Para se entender esta complexa relação entre o momento das eleições e o da formação de um
governo é preciso que se recupere as origens do processo através da política local – base e
sustentação dos erros e acertos deste modelo. Assim, por exemplo, quando um candidato é
eleito para uma função de representação política, uma de suas primeiras ações é a de criar
algum tipo de atividade comunitária para atender a crianças, mulheres ou idosos no bairro,
município ou zona eleitoral em que foi mais votado. Planta ali uma pequena semente para a
eleição seguinte. Recursos para essas atividades podem ser obtidos através de sua própria
atuação na Câmara de Vereadores, no Legislativo Estadual ou Federal. Se o envolvimento do
candidato eleito é com a saúde, poderá criar um centro de atendimento à mulher, um local de
distribuição gratuita de medicamentos ou uma rede de serviços de ambulâncias. Neste caso,
dificilmente o eleito passará a lutar no legislativo por uma política pública de saúde para a sua
região.
Se além da eleição para o legislativo consegue o político ser nomeado ou se elege para o
Executivo, passa a ter acesso a recursos públicos mais abrangentes e à área substantiva de sua
atuação, por exemplo – à saúde, à educação ou aos transportes. Não existirá aí um conflito de
interesses entre a gestão dos recursos públicos e a manutenção de uma pequena, mas eficiente
máquina eleitoral de atendimento comunitário?

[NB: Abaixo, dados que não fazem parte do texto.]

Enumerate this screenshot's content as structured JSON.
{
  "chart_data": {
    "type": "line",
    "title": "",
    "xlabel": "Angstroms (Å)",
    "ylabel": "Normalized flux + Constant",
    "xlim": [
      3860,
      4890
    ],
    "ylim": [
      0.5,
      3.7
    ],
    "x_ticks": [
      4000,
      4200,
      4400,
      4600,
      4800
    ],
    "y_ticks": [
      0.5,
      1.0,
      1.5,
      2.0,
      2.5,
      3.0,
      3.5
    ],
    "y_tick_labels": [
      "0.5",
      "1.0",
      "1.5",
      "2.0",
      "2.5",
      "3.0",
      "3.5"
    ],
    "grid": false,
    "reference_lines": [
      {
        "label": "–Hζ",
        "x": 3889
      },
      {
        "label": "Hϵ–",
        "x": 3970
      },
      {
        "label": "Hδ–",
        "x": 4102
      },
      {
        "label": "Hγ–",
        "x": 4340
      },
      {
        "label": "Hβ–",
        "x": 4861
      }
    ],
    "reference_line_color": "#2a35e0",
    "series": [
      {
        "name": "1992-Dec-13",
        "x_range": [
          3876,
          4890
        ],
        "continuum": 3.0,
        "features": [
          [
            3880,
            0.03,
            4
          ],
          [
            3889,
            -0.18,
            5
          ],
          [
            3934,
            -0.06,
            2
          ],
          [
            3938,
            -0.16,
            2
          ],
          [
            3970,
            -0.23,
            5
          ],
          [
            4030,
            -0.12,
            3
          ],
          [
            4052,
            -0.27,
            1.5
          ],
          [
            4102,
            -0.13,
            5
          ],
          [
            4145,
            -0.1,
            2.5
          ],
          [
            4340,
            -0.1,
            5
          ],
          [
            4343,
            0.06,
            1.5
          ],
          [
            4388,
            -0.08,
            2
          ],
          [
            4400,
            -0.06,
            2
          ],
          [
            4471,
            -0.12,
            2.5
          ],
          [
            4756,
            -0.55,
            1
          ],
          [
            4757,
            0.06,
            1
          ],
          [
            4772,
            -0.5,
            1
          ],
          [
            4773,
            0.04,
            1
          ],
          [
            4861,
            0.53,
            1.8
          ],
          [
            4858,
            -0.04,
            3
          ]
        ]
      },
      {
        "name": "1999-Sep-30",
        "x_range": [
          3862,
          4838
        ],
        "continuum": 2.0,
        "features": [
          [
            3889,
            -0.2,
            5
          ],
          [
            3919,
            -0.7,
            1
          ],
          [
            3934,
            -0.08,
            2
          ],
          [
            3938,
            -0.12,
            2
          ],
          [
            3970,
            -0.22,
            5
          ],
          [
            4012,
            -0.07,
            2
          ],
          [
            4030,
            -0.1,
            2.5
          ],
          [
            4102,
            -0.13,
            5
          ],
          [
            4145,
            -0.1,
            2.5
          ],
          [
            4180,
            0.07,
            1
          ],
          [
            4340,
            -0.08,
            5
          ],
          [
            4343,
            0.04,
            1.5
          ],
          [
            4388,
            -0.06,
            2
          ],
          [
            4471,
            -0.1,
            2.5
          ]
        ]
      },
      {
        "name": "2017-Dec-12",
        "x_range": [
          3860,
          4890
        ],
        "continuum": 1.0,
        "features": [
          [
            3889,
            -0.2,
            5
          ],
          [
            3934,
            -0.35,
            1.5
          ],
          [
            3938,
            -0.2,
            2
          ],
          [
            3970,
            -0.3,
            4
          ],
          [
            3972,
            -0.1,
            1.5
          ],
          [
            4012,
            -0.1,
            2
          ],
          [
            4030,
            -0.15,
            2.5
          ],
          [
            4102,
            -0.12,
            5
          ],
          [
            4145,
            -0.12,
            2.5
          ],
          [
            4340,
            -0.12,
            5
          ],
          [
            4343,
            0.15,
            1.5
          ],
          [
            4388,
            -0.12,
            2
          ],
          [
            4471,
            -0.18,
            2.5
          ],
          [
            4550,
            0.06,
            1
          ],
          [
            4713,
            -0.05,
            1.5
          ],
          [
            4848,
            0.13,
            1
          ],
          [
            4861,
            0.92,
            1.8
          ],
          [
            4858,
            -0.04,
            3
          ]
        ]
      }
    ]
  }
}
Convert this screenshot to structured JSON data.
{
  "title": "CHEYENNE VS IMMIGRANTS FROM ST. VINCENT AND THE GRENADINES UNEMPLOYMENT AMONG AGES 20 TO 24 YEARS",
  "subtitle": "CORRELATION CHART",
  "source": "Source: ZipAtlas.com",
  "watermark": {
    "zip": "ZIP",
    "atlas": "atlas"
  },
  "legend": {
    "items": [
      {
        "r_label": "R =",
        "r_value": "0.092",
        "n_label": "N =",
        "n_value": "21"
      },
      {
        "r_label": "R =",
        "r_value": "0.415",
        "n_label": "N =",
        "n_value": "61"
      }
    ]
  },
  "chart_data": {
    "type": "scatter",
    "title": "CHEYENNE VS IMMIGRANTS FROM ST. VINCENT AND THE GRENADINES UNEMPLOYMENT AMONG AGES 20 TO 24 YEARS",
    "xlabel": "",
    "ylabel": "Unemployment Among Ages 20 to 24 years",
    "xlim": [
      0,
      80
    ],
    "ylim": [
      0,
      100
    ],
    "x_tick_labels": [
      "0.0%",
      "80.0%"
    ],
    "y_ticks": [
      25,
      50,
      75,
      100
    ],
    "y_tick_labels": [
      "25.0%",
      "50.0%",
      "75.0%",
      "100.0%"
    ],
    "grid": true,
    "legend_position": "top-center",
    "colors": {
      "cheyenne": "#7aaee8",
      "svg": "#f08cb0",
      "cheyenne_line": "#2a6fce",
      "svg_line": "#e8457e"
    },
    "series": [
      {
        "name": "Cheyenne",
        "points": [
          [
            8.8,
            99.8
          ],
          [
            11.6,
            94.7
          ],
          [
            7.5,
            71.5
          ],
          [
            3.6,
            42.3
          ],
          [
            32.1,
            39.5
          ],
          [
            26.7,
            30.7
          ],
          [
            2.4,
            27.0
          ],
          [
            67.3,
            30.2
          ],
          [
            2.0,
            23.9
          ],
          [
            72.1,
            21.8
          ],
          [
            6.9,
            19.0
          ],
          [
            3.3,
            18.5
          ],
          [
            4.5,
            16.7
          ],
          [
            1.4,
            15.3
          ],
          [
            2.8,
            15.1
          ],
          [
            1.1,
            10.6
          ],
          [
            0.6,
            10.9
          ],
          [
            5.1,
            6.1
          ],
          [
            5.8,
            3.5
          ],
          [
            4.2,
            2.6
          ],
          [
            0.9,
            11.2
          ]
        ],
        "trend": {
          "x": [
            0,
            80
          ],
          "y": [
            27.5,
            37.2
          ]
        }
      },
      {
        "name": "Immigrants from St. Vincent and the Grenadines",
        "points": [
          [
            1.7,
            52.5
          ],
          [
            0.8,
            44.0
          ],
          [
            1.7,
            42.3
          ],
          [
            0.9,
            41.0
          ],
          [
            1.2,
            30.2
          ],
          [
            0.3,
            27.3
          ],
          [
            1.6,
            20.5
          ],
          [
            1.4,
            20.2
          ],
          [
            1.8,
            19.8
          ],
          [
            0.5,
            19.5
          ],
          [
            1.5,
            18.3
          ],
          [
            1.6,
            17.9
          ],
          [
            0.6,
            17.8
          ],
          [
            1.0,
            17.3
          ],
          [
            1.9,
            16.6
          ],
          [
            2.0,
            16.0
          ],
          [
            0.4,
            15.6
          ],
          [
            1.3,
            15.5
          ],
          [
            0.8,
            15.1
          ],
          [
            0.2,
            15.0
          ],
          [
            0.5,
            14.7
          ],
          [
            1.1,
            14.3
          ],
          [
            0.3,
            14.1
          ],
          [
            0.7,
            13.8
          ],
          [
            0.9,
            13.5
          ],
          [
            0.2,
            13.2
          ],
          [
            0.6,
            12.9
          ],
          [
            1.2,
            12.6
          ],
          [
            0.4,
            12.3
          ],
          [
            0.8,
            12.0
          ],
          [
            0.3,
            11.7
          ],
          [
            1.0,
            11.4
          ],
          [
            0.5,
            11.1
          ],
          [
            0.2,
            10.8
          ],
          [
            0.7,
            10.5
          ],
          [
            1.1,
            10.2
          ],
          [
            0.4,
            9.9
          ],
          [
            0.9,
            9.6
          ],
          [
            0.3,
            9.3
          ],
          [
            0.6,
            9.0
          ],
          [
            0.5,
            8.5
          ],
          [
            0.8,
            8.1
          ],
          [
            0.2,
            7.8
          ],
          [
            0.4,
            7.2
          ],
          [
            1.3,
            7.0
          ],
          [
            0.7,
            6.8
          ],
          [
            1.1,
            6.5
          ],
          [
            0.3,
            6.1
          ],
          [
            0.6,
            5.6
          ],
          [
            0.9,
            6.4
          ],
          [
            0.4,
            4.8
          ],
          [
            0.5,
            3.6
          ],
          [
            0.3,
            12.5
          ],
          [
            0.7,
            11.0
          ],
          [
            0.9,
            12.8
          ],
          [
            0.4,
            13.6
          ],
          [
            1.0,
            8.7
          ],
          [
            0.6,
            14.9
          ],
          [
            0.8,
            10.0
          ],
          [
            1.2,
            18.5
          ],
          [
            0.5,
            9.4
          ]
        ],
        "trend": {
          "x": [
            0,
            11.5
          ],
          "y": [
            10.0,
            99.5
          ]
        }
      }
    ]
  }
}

Nomeado ou eleito para o Executivo, o político passa a ter o chamado “direito à caneta”, ou
seja, o de nomear conforme seu livre arbítrio. Instala-se o processo de incorporação de um
conjunto de pessoas que no jargão político é denominado “cabos eleitorais” – que são
contratados sem concurso público para os quadros das secretarias, ministérios, empresas
públicas ou serviços terceirizados do Estado. Forma-se, então, uma rede de interesses
eleitorais que se confunde com a administração pública, seja de âmbito municipal, estadual ou
federal.
Estabelece-se, assim, uma relação de promiscuidade entre as alianças eleitorais, o momento
da eleição e os compromissos dela resultantes com a ação de governar e de administrar o
município, o estado e o país. Simplificando: o resultado desta promiscuidade é que só o
vereador consegue vaga na creche e na escola, só o deputado estadual instala água e esgoto ou
pavimenta ruas em sua comunidade, só os deputados federais e os senadores conseguem
verbas públicas para construir ou reformar hospitais, estradas e influenciar nos pólos de
desenvolvimento regional de seus estados. A isto chama-se privatização do espaço público e,
freqüentemente, os governos assistem paralisados ou não ao processo de enfraquecimento da
gestão pública e dos lamentáveis efeitos desta rede de interesses eleitorais na administração
dos assuntos governamentais.
1
Publicado em O Globo.
Como governar - é sempre bom lembrar - supõe também definir rumos para o
desenvolvimento e estabelecer políticas públicas em benefício da sociedade como um todo,
devemos começar a romper o mais rápido possível com este perverso ciclo de alianças e de
distribuição de cargos e recursos públicos, lançando novas governanças para o município, o
estado e o país. Reforma Política, Reforma Eleitoral, recursos iguais e transparentes para as
campanhas eleitorais, Códigos de Conduta são todas medidas saneadoras, mas insuficientes
para se criar a consciência profunda e necessária em cada eleitor, capaz de fazê-lo votar sem
vender a sua cidadania através do processo eleitoral - por um pedaço de pão, por transporte no
dia da eleição, por algum dinheiro ou por um cargo na próxima administração.
Celina Vargas do Amaral Peixoto é socióloga.